10,000 years ago one of the earliest villages on the Shahrizor Plain was built and lived in at the nearby settlement mound of Bestansur. At that time communities were developing new ways of living that form the foundation of our lives today. Communities were changing from mobile hunter-gathering ways of life to larger communities living in well-built mud brick houses supported by early agriculture, growing crops and managing and domesticating animals, while continuing to use a wide range of wild plant and animal resources.

The site was first surveyed by the Iraqi Directorate of Antiquities and Heritage in 1943. From 2012 large scale archaeological excavations have been conducted by a joint team from Slemani Directorate of Antiquities and Heritage, and the University of Reading, UK.

Abundant Water and Biodiverse Environments

The large spring here is fed by clear underground waters from the mountains. These plentiful waters and the fertile soils and hills have provided bio diverse environments for people, plants, and animals for many thousands of years.

This area attracted the earliest farmers here 10,000 years ago. They fished, hunted wild boar and harvested reeds in the marshes and river. They grew crops, herded goat and gathered wild plants and snails on the plain and hilly slopes.
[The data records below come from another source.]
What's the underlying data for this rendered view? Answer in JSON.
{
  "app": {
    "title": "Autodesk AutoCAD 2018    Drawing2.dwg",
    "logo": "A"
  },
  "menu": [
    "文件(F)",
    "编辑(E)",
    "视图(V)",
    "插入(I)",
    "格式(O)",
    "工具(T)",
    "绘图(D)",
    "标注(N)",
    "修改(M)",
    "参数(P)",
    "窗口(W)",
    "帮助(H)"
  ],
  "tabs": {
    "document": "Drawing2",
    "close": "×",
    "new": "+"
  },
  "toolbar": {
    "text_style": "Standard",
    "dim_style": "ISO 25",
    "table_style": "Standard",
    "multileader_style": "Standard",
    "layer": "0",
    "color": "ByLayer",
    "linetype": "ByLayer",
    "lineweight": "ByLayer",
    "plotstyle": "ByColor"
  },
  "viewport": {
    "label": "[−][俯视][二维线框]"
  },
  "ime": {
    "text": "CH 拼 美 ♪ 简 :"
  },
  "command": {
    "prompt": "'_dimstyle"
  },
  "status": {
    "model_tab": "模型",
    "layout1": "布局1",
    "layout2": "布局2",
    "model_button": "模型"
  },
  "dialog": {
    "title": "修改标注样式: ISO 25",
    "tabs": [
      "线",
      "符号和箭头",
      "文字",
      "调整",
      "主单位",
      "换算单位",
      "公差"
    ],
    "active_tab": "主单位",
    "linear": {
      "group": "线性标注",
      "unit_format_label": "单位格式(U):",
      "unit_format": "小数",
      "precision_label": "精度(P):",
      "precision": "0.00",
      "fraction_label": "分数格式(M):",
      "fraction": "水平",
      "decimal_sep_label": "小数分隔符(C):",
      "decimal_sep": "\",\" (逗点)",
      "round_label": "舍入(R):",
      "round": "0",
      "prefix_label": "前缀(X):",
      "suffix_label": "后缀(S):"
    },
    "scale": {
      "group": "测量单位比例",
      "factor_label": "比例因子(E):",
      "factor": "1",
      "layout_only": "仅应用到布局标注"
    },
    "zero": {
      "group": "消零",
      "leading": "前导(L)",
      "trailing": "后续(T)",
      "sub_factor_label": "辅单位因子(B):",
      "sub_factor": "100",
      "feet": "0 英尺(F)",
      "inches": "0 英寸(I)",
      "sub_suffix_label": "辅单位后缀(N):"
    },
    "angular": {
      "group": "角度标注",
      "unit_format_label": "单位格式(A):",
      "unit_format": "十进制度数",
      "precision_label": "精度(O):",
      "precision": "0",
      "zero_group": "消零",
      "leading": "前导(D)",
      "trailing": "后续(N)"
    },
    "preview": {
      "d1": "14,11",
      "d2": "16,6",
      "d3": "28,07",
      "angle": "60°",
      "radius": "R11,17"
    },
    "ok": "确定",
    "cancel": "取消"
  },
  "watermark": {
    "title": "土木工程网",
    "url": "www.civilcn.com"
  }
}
Today only 4% of the total mammal biomass on the planet is wild. To preserve these rich water-supplies, farmlands and wildlife, we need to protect them from climate change, pollution and other threats.

Daily Life in the Neolithic

The people who first lived here made their houses from mud bricks and built clay ovens to cook their food and keep warm. They used large pestles and mortars to grind plants, nuts, and grain, and they shaped tools and knives from chert and obsidian (volcanic glass). People harvested reeds from the river to make baskets and mats. They used bone needles to sew materials such as animal skins, often using their teeth as a ‘third hand’.

People were connected 10,000 years ago through networks of communities who exchanged materials, technologies, and ideas.  The Neolithic villagers of Bestansur used locally available materials for everyday life and resources from hundreds of kilometers away. At Bestansur we find stones such as obsidian and carnelian from Türkiye and Iran, and shells from the Red Sea.

People in the Neolithic village used natural materials for their daily life and repaired objects when they broke. Such practices were more sustainable and better for the environment than the plastics that we use today and then throw away.